Le sociologue Fabien Jobard note que le bilan, en termes de blessés, de ce mouvement social est sans précédent depuis Mai 68
Fabien Jobard est directeur de recherches au CNRS, au sein du Centre de recherches sociologiques sur le droit et les institutions pénales (Cesdip). Il est également chercheur au Centre Marc-Bloch à Berlin. Il a coécrit, avec Jérémie Gauthier, Police : questions sensibles (PUF, 108 pages, 9,50 euros), et, avec Jacques de Maillard, Sociologie de la police. Politiques, organisations, réformes (Armand Colin, 2015).
Les forces de l’ordre ont réalisé un nombre record d’interpellations préventives le 8 décembre, en amont des mobilisations des « gilets jaunes ». Près de 1 500 personnes ont été arrêtées en France. Que vous inspire ce chiffre ?

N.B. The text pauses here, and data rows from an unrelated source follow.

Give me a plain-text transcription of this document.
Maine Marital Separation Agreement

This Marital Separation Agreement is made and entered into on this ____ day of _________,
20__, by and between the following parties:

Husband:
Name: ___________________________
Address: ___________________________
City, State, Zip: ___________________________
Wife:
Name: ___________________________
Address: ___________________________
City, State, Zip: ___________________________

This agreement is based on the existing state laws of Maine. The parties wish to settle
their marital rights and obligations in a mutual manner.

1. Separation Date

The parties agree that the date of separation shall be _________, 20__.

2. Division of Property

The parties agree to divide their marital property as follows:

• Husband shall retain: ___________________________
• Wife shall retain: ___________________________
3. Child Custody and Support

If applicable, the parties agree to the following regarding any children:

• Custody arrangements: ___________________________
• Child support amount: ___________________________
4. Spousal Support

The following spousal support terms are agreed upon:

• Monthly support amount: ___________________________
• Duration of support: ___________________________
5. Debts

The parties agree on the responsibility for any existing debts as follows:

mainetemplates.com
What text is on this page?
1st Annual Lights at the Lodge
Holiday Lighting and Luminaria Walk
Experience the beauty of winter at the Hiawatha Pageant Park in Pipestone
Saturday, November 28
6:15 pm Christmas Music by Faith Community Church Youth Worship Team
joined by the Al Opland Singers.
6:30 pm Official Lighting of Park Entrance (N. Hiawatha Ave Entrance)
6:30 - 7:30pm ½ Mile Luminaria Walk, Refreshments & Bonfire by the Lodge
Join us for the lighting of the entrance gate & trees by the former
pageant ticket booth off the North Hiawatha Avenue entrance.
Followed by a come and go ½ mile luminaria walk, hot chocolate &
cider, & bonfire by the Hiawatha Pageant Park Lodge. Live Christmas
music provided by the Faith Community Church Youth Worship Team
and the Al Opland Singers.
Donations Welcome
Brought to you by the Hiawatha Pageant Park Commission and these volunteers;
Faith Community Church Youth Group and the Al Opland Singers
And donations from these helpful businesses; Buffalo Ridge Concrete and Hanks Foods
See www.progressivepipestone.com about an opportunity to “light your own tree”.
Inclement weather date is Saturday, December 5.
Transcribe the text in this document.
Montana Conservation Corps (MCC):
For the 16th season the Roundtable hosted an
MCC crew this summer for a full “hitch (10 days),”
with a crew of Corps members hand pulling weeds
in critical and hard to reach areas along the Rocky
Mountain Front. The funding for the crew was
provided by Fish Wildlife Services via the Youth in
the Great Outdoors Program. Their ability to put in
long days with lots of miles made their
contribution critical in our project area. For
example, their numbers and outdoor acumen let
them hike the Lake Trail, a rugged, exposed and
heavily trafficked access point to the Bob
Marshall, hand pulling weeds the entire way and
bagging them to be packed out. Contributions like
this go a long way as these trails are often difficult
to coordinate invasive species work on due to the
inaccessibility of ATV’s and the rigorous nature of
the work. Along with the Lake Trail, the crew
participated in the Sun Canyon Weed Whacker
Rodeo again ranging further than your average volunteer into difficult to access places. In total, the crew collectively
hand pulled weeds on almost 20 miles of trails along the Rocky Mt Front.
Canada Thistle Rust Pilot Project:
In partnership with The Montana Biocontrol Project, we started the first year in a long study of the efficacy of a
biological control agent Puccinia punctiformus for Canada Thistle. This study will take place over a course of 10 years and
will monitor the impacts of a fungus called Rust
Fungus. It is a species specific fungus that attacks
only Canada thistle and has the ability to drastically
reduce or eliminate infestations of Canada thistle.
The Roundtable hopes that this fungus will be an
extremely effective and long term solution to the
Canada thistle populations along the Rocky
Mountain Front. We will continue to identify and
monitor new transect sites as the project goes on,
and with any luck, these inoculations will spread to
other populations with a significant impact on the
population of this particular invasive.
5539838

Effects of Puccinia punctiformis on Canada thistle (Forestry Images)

A strictement parler, ces interpellations ne sont pas préventives : elles répriment une incrimination créée sous la présidence de Nicolas Sarkozy, qui consiste à se regrouper en vue de se préparer à commettre, par exemple, des dégradations. « En vue de la préparation » permet d’interpeller un très grand nombre de personnes dans un très large périmètre et, in fine, de les empêcher de manifester. Ce n’est pas la Préfecture de police, ce ne sont pas les policiers qui empêchent de manifester, mais bel et bien notre droit ordinaire, et c’est le signe d’une évolution marquante.